Canada-based CentML harnesses software optimization to maximize LLM performance

CentML CEO Gennady Pekhimenko (second from right) and other co-founders of the company.

As AI adoption rises, the demand for computing power and enhanced performance also grows.

The situation creates opportunities for companies such as CentML, which helps customers optimize their Machine Learning (ML) models with available hardware. The startup has attracted investment from tech giants such as Google and Nvidia.

Founded in 2022, CentML represents the collective effort of current and former PhD students and professors at the University of Toronto and industry veterans. CEO Gennady Pekhimenko, also a Professor at the university, said his research group, the predecessor of CentML, predicted a long time ago that hardware would be one of the bottlenecks for the growth of machine learning and focused on improving the utilization of existing hardware.

Pekhimenko said they observed frequent mismatches between existing hardware and the ML models that run on it. CentML aims to tell customers the best performance per dollar they can achieve on various hardware, offering solutions to severely optimize their ML models while reducing the cost of running those models. The company targets both enterprises and large or medium-sized cloud providers.

Solutions that serve enterprise and cloud providers' needs

According to Pekhimenko, CentML has developed four software-based products, including CServe and CentML Platform. Both are commercial offerings. CServe is a Large Language Model (LLM) inference engine and deployment interface that allows users to run their models on different hardware.

Pekhimenko said the end-to-end solution removes the major complexity from customers in deploying LLMs, such as which hardware to choose and how to reduce costs for their deployment. CServe can also serve enterprises and cloud providers' unique needs.

Instead of simply asking for the lowest latency or the best throughput, like many startups, those big companies have more complicated requirements. Pekhimenko said they might, for example, simultaneously require a specific level of latency for 99% of the request, while achieving the maximum possible throughput, and the lowest possible price on their hardware.

"They want to get the best performance per dollar," Pekhimenko added.

CentML Platform is also called CCluster. According to Pekhimenko, the solution can optimize any machine learning model and is tightly integrated with the hardware. It is built on cloud providers' offerings or raw hardware, such as Nvidia's DGX boxes.

Pekhimenko said the common practice is training and deploying LLMs on independent clusters or servers. With CCluster, customers can tackle both tasks on a single server without incurring additional expense. The solution creates almost no negative effect on the performance of training and inference, he added.

CentML also offers two open-source solutions: DeepView and Hidet. Pekhimenko said DeepView, a machine learning profiler and predictor, is integrated with the popular machine learning framework PyTorch. It can predict how well a model will run on any of the popular hardware used for ML.

Hidet is a machine-learning compiler. According to Pekhimenko, Hidet generates compute kernels directly from Python code. This would require less engineering effort to generate efficient code for many unique models and layers.

Smart approaches help attract tech giants' attention

As a young company, CentML has already caught the eye of big tech players. In September 2023, the company finished a US$27 million seed funding round led by Gradient Ventures, Google's AI-focused venture fund. Radical Ventures, Nvidia, Deloitte Ventures, and Thomson Reuters Ventures also participated in the round.

"It's hard and easy at the same time," Pekhimenko replied when asked about how CentML won over tech giants.

He said that as a startup, CentML can invest and deliver its mission fast. The company also needs to work smarter. For example, it cannot use a manual approach to write kernels because it does not have that many engineers, he added.
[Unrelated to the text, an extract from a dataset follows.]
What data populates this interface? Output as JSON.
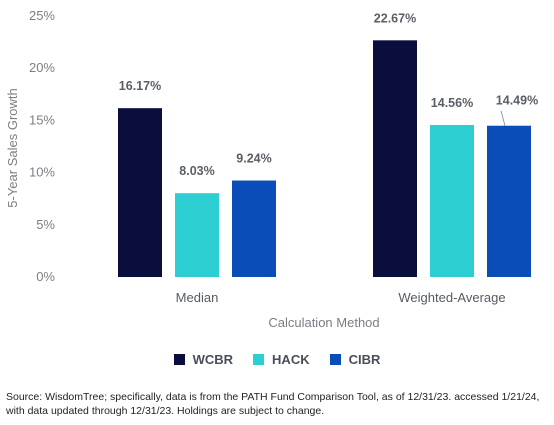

Pekhimenko said CentML's solutions can improve Nvidia GPU's performance and utilization with only a few engineers. He believed this was the main reason the AI computing leader invested in CentML.

Following the investment from Gradient, CentML has maintained an ongoing conversation and partnership with Google, which let the tech giant know how CentML's technology can benefit its cloud customers.

Pekhimenko said CentML's profiler DeepView can help Google's engineers efficiently determine whether they should run specific workloads on Nvidia GPUs or Tensor Processing Units (TPU), and when the practice would benefit customers. He said engineers usually must do manual performance exploration or tuning to find the answer, which could be very time-consuming.

Expanding globally

Headquartered in Toronto, CentML is poised to expand internationally. Pekhimenko said the company opened an office in Palo Alto, the US, in March 2024. It also has the ambition to grow in the Asian market, with Taiwan being one of the top candidates. He said the island hosts a top-notch semiconductor industry while offering many opportunities in the software sector.

Asia has become one of the primary adopters of AI technology, Pekhimenko said. He added that the potential growth of the Asian AI market could be even higher than that of North America. CentML looks forward to bringing its technologies to customers in the region.